Compartmentalized models will become increasingly important for depicting distinct types and phases of metabolism in organisms such as cyanobacteria, which have both oxygenic and anoxic pathways separated either spatially or temporally. Compartmentalized models will be needed to fully describe life cycles of prokaryotes, which include mechanisms such as sporulation, heterocyst formation, and differentiation. Models with multiple compartments will have to address coupling of compartments (e.g., data and flux representations and stability and fidelity) in a scalable fashion. Much may be learned from the experiences of the DOE National Nuclear Security Agency’s Accelerated Strategic Computing and the climate modeling community. Compartmentalization and coupling also will become an issue in multicellular systems (e.g., bacterial communities and multicellular organisms). A major modeling challenge is the choice and effective exploitation of mathematical abstractions. Biological systems differ from those produced by human engineering in that hierarchies or functional subsystem modules are not necessarily obvious, yet exploiting modularity or lumping the system may be essential for efficient modeling and simulation.

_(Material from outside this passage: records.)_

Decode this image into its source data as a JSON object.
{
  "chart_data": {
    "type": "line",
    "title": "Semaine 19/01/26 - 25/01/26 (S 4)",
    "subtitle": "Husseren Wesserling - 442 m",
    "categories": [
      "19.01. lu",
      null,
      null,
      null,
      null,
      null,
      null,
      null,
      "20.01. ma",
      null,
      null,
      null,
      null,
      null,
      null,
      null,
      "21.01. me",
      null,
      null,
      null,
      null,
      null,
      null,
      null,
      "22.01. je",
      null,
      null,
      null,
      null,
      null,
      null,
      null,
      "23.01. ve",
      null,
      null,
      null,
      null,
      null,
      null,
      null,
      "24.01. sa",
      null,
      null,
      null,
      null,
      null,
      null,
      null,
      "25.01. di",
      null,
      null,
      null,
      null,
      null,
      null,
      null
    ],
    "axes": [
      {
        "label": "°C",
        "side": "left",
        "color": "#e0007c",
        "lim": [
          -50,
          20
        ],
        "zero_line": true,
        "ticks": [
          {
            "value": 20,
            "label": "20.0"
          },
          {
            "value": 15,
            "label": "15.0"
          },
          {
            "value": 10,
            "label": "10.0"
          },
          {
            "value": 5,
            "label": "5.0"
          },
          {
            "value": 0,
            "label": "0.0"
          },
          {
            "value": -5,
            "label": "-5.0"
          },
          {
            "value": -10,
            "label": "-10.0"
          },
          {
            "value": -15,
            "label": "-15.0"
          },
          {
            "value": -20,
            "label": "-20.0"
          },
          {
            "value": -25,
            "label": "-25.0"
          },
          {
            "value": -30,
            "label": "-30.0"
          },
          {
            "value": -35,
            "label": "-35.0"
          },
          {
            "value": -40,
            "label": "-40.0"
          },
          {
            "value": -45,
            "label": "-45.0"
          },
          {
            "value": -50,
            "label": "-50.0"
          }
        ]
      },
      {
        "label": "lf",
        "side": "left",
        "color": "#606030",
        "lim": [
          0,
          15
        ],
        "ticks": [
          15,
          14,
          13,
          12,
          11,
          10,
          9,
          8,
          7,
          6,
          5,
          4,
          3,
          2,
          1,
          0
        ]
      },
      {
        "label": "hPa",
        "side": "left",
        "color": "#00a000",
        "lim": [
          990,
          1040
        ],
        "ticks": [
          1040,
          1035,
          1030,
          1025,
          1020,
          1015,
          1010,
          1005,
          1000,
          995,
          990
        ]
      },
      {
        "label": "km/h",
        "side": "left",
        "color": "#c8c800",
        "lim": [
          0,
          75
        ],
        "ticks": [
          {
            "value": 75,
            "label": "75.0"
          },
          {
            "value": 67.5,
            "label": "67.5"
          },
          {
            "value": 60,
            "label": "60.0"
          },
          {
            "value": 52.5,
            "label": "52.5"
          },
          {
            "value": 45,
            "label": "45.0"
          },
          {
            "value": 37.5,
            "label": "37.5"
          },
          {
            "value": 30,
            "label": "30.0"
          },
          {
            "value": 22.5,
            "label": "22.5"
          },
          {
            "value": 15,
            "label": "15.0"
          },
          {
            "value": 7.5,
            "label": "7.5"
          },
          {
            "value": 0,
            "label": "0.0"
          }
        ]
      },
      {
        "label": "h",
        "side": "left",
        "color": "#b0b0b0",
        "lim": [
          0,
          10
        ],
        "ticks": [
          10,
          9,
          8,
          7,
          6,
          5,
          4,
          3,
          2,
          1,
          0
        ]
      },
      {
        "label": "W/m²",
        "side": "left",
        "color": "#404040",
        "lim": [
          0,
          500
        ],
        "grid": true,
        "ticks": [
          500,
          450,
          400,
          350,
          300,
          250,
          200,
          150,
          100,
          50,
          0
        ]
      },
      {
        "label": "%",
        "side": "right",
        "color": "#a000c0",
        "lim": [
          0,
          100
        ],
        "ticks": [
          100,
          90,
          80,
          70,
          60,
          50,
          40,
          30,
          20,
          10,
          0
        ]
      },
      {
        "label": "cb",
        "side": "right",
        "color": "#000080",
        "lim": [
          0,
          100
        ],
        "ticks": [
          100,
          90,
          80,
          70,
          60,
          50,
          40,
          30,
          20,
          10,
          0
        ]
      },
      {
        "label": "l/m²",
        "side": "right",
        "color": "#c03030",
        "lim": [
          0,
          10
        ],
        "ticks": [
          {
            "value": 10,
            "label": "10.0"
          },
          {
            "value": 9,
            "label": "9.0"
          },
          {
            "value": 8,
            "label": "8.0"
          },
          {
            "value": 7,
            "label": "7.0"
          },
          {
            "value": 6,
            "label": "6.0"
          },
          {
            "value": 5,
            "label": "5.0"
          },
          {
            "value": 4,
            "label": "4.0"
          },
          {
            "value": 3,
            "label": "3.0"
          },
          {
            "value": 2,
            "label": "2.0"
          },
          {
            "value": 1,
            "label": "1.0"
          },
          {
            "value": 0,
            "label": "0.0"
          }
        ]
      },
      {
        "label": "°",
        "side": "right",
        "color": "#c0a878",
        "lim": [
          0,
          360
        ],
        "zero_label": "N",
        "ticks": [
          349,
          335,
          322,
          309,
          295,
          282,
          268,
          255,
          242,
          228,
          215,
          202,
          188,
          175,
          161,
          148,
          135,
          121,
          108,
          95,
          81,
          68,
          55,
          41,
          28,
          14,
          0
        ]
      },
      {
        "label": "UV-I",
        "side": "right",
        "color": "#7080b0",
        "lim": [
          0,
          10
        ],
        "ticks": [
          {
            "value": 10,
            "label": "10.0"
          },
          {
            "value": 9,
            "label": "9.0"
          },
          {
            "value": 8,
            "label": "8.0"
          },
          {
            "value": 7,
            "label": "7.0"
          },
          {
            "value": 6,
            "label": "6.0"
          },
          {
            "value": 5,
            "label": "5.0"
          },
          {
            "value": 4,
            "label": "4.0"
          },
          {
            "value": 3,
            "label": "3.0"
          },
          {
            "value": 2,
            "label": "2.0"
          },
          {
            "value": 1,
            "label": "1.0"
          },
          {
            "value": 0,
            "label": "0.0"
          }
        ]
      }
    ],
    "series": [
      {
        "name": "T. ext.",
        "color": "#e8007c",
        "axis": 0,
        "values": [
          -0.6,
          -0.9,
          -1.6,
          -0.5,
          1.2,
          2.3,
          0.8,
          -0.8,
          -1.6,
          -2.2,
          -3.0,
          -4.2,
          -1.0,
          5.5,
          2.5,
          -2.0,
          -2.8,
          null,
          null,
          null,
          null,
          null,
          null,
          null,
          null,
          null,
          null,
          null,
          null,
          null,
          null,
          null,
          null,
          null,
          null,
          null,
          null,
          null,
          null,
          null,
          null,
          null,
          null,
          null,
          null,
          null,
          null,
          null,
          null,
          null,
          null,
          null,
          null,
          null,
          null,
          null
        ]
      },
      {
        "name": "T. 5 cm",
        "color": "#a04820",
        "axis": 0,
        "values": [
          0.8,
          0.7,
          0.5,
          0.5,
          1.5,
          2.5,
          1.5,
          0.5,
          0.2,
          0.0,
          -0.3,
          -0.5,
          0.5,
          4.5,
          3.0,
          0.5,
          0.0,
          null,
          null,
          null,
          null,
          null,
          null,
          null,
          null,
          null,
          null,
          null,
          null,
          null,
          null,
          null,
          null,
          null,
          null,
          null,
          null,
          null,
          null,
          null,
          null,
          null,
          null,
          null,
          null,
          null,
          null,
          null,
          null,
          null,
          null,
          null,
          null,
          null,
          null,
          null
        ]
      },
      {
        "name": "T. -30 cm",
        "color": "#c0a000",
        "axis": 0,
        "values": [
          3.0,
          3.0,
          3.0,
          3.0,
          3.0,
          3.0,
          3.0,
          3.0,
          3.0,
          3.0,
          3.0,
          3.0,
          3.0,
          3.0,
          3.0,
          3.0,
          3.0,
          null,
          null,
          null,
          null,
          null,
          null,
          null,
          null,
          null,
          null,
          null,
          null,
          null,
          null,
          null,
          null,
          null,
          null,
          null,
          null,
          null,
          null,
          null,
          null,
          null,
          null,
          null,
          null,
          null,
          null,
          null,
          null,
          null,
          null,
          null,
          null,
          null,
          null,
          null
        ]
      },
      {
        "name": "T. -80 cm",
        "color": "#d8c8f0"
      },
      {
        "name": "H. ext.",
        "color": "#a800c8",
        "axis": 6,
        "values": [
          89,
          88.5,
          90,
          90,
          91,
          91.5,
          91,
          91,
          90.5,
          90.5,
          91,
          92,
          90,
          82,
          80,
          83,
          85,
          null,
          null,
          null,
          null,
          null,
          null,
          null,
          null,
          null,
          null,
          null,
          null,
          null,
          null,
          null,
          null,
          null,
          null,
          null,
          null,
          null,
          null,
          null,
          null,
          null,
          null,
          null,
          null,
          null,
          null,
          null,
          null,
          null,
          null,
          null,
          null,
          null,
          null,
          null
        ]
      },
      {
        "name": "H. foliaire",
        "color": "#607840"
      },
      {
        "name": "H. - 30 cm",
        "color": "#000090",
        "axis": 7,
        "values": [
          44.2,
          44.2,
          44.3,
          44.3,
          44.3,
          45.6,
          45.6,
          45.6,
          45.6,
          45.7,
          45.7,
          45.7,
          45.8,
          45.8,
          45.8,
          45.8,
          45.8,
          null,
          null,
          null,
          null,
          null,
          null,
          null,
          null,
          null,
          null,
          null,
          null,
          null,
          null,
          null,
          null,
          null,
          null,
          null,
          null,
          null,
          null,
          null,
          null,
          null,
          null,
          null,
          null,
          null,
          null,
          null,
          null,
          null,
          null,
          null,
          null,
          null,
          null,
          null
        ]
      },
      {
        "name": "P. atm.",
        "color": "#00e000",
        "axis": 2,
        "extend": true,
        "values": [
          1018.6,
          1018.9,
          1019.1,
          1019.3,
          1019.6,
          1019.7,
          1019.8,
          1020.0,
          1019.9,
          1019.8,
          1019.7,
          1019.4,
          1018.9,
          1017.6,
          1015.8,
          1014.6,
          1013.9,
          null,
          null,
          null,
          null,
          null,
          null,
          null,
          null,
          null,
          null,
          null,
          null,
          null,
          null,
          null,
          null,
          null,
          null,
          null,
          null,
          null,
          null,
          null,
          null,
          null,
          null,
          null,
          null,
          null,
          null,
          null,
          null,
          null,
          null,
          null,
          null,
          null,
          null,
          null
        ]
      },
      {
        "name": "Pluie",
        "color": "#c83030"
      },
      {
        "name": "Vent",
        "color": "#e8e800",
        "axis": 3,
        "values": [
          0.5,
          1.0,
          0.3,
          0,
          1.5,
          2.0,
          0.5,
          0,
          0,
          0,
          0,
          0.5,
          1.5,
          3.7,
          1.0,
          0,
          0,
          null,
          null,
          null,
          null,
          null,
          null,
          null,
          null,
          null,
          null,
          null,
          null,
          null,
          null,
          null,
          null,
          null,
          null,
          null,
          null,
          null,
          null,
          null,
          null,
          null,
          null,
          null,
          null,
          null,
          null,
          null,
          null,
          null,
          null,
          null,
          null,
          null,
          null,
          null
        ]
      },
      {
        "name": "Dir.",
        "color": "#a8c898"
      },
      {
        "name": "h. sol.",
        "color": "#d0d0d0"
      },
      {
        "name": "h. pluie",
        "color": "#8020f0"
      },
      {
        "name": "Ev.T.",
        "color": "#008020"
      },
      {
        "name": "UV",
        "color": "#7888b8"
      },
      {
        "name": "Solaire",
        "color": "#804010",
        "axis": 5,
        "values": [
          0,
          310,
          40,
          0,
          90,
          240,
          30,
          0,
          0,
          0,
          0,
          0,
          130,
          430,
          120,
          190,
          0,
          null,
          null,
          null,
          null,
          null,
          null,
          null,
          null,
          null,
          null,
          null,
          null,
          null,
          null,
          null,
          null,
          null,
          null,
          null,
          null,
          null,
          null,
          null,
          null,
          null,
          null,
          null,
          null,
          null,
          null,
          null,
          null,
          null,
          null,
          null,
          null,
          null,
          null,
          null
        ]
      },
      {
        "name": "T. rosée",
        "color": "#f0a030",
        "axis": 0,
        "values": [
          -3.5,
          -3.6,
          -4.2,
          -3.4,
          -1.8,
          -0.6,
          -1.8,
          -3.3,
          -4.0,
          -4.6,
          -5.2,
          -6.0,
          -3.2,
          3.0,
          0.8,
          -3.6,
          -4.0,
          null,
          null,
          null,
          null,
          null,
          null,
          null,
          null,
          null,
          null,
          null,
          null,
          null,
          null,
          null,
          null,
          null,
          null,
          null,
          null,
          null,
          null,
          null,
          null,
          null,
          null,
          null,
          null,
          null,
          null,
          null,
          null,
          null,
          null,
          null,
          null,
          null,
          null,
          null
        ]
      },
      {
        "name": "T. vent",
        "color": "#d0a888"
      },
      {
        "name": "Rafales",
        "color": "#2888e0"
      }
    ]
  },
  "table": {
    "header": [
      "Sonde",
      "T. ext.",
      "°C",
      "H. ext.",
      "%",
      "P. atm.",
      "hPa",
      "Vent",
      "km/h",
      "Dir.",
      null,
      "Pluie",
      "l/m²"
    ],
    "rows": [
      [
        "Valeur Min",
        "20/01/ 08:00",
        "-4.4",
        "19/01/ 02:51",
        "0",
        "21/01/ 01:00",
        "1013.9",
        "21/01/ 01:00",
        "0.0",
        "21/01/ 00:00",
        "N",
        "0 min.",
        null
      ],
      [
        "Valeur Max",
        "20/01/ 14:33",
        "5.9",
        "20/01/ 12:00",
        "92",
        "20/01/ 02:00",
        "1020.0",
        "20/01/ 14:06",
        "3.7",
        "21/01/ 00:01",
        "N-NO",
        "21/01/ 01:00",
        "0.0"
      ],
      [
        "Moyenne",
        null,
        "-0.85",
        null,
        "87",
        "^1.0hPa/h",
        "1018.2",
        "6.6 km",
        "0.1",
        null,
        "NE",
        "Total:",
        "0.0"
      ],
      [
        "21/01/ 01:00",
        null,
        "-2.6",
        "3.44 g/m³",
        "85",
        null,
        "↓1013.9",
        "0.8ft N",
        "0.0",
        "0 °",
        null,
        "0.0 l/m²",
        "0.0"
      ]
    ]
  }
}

Crosscutting Research and Development Needs

A major challenge is the need to integrate heterogeneous data types into cell models for molecular interactions, metabolism, and regulation. Types include data generated by different imaging modalities, structure determinations, MS, coexpression analyses, and an array of binding and other constraints.

Mathematical models ultimately must be developed from fundamental biological principles. Mathematics and computer science research will aid in understanding the following:

Computationally, no single architecture is appropriate for all aspects of predictive cell modeling. Because computational requirements are so diverse, coupling informatics with modeling and simulation establishes the need for a fully general-purpose computing infrastructure. Hardware needs for such a challenge range from commodity clusters to tightly coupled, massively parallel architectures with greater investment in interprocessor communication. Implications for operating systems are equally disparate, requiring in some cases extremely high rates of parallel input-output to move data among processors and memory, as well as efficient management of single-application codes distributed over hundreds or thousands of processors.